I’m not talking radio 1, where the DJs are slebs themselves, rocking up cheerfully on Saturday night entertainment wearing sequins and sheer panels. I’m talking the REAL DJs – radio 2, radio 4 – the Salt of the Earth. Whether you tune in at the same time each day or reach for a trusty podcast, radio listeners have their favourite stations, programmes, presenters. For me, it’s Woman’s Hour. Can’t get enough of the constant, mild level of outrage they sustain.
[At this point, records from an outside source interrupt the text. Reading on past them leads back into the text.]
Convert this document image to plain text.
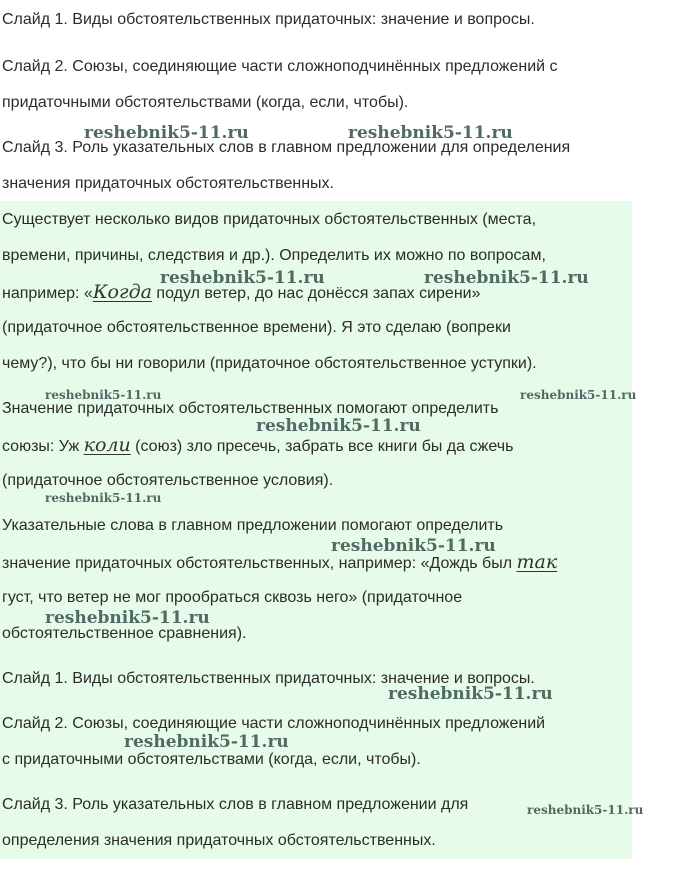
Слайд 1. Виды обстоятельственных придаточных: значение и вопросы.
Слайд 2. Союзы, соединяющие части сложноподчинённых предложений с
придаточными обстоятельствами (когда, если, чтобы).
Слайд 3. Роль указательных слов в главном предложении для определения
значения придаточных обстоятельственных.
Существует несколько видов придаточных обстоятельственных (места,
времени, причины, следствия и др.). Определить их можно по вопросам,
например: «Когда подул ветер, до нас донёсся запах сирени»
(придаточное обстоятельственное времени). Я это сделаю (вопреки
чему?), что бы ни говорили (придаточное обстоятельственное уступки).
Значение придаточных обстоятельственных помогают определить
союзы: Уж коли (союз) зло пресечь, забрать все книги бы да сжечь
(придаточное обстоятельственное условия).
Указательные слова в главном предложении помогают определить
значение придаточных обстоятельственных, например: «Дождь был так
густ, что ветер не мог прообраться сквозь него» (придаточное
обстоятельственное сравнения).
Слайд 1. Виды обстоятельственных придаточных: значение и вопросы.
Слайд 2. Союзы, соединяющие части сложноподчинённых предложений
с придаточными обстоятельствами (когда, если, чтобы).
Слайд 3. Роль указательных слов в главном предложении для
определения значения придаточных обстоятельственных.
reshebnik5-11.ru	reshebnik5-11.ru
reshebnik5-11.ru	reshebnik5-11.ru
reshebnik5-11.ru	reshebnik5-11.ru
reshebnik5-11.ru
reshebnik5-11.ru
reshebnik5-11.ru
reshebnik5-11.ru
reshebnik5-11.ru
reshebnik5-11.ru
reshebnik5-11.ru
But the shock – the unbearable shock – of seeing a DJ’s face for the first time! I’m not a person who pictures someone from their voice – but you can always tell when it’s NOT what you expect. The problem, perhaps, is that TV accustomises us to glossy glamour and sharp dressing. We expect – we demand, dammit – a good blow-dry and a sharp wardrobe as much as we insist on them being a down-to-earth voice of the people. So what a shock to encounter, for example, the true mug of broadcasting legend, Radio 2’s Ken Bruce with his smooth, amused Celtic tones (sorry to alienate non-UK readers):
I felt like I’d been talking to a Pierce Brosnan lookalike all evening and had he reached up to his forehead and rolled down a finely formed rubber facemask to reveal an ageing bloke in glasses. Almost affronted. I love him just as much as before – but it shakes you up.
The same thing happens with authors, to a lesser extent as you’re not engaging with them directly but via their story. Luckily, as a paperback reader I’m rarely faced with the author’s mug shot, wrestling in on my direct interaction with plot and characters. No such luck with Taiye Selasi, author of Ghana Must Go. A debut novel, but her face has been e.v.e.r.y.w.h.e.r.e. No doubt drunkenly reeling with the novelty of finding a talented and beautiful novelist, Selasi’s publishers have thoroughly wheeled her out across the press. Yes, she looks like Iman and has flawless cheekbones, almond eyes and glossy, colt-like limbs. But I don’t want to see it. I want no distance between a novel and myself. Being able to picture Selasi, elegantly drumming her nails and sipping espresso while spinning out her tale makes it seem somehow fake – I want to picture a novel emerging from the ether, whole, new but somehow eternal, waiting for its first contact with humanity.
Anyway, with Selasi peering elegantly over my shoulder, I tucked in. Kindle edition, so Selasi wasn’t staring up at me from the dust jacket too. But it’s worthy of a bookshelf investment. The writing is wonderful and vivid. There are many threads I could pull on for discussion, as it’s undoubtedly rich, but for me the novel’s greatest success is its depiction of family. Focussing on each of the family members in turn, Selasi captures the tensions, joys, and belonging of being a family. We see the different perspectives that make up the dysfunctional but beating whole in a way that rings deeply profoundly true. The family has no hero and no villain, but is a beautifully shaded, dense mosaic of people and memory.
For me, the strength was in this subtlety, so the climax of the novel – the uncovering of a horrible hidden experience – seemed in its extremity to rob the family some of its everyman quality that makes it so special. It makes its experience very specific and dramatic and for me, less effective for it.
The other facet of the novel that is fascinating is its perspective on African family and love. I rarely read “African” fiction (which is only one, reductive categorisation of this novel) but its historical perspective on the emotional development of Ghanaians – from learning to love to learning to stay – is beautiful and brave. Selasi faces up to a discrimination voiced by in the book by a marginal, negative character – that Africans have/had a tendency leave their families and swan off alone – and examines what truth there is and isn’t in it, and where it comes from, all without breaking the skin of the story. It’s a difficult issue to look straight in the eye, but Selasi does so with understanding and grace.
She may be more beautiful, more groomed, and considerably more talented than I, but Selasi is a new friend to me. I look forward to meeting her again.